Um ein Festgeldkonto zu eröffnen, ist eine bestimmte Mindestanlagesumme erforderlich. Deren Höhe unterscheidet sich zwischen den einzelnen Banken ebenso wie die Mindestlaufzeit oder der Zinssatz.

Das Festgeldkonto ist in erster Linie für sicherheitsbewusste Anleger interessant. Da das Kapital hierbei nicht in Wertpapiere oder andere spekulative Produkte investiert wird, ist eine feste Verzinsung gewährleistet. Deren Höhe wird bei Eröffnung des Kontos mit der Bank vereinbart. Sie hängt maßgeblich davon ab, welche Summe eingezahlt wird und wie lange diese auf dem Festgeldkonto verbleiben soll. Für längere Laufzeiten und größere Beträge gibt es bessere Zinsen, da die Bank so besonders gut mit dem Geld wirtschaften kann. Dennoch sollte die Entscheidung für eine lange Laufzeit wohlüberlegt sein. Eine vorzeitige Auflösung des Festgeldkontos ist theoretisch nämlich nicht möglich. In der Praxis zeigen sich viele Banken kulant, zahlen in diesem Fall aber nur geringe oder gar keine Zinsen. Diesbezüglich sollte man die Konditionen genau prüfen, ehe man eine Kontoeröffnung beantragt.

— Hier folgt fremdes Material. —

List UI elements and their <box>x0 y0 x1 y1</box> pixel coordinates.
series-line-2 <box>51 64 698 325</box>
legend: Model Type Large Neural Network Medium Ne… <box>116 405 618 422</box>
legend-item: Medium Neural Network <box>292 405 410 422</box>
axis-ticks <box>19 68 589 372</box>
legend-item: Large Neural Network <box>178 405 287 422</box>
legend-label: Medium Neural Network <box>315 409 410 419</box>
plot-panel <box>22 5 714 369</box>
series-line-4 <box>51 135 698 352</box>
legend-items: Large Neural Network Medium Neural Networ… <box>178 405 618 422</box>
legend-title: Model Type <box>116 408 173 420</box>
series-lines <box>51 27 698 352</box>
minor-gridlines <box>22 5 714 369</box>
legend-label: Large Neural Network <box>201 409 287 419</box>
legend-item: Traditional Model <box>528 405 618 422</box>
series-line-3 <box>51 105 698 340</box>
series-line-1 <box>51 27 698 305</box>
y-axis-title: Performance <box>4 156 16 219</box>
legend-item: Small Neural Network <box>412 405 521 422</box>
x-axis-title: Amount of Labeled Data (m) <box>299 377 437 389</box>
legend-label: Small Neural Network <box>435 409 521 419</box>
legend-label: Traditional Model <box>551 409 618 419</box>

Damit das Festgeld sich für die Bank überhaupt lohnt, ist eine gewisse Mindestsumme erforderlich. Bei manchen Geldinstituten liegt diese bei 2.500 Euro, was allerdings eher die Ausnahme ist. Die meisten Banken verlangen bei der Eröffnung eines Festgeldkontos mindestens eine Einzahlung in Höhe von 5.000 Euro, zum Teil sogar mehr. Die Laufzeiten sind ebenfalls stark unterschiedlich. Sie können zwischen einem und sechzig Monaten betragen. Längerfristige Anlagen sind allerdings nur sinnvoll, wenn man für den gesamten Zeitraum relativ sicher planen kann, ansonsten empfiehlt sich eher eine kürzere Laufzeit.

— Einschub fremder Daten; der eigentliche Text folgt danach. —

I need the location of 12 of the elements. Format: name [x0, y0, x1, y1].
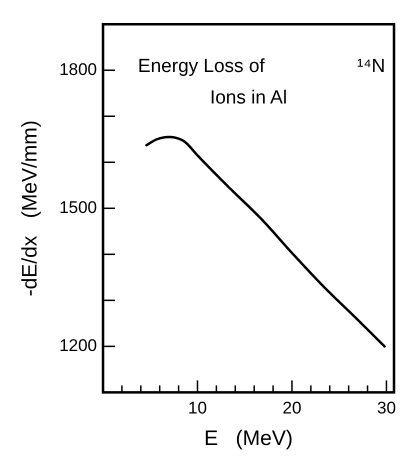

Bei den meisten Festgeldkonten endet der Vertrag zum Ende der Laufzeit. Es gibt aber auch Varianten, bei denen sich die Anlagedauer jeweils automatisch verlängert, wenn das Konto nicht innerhalb einer bestimmten Frist gekündigt wird. Bei solchen Kontomodellen sollte man sich auf jeden Fall das Kündigungsdatum im Kalender notieren. Zu diesem Zeitpunkt lässt sich dann eher beurteilen, ob eine Verlängerung sinnvoll ist oder ob man das Konto besser auflösen sollte. Allgemein gilt, dass man die Konditionen vor der Eröffnung genau prüfen und die Geschäftsbedingungen sorgfältig lesen sollte. Dies ist mindestens ebenso wichtig, wie die Zinsen verschiedener Banken zu vergleichen.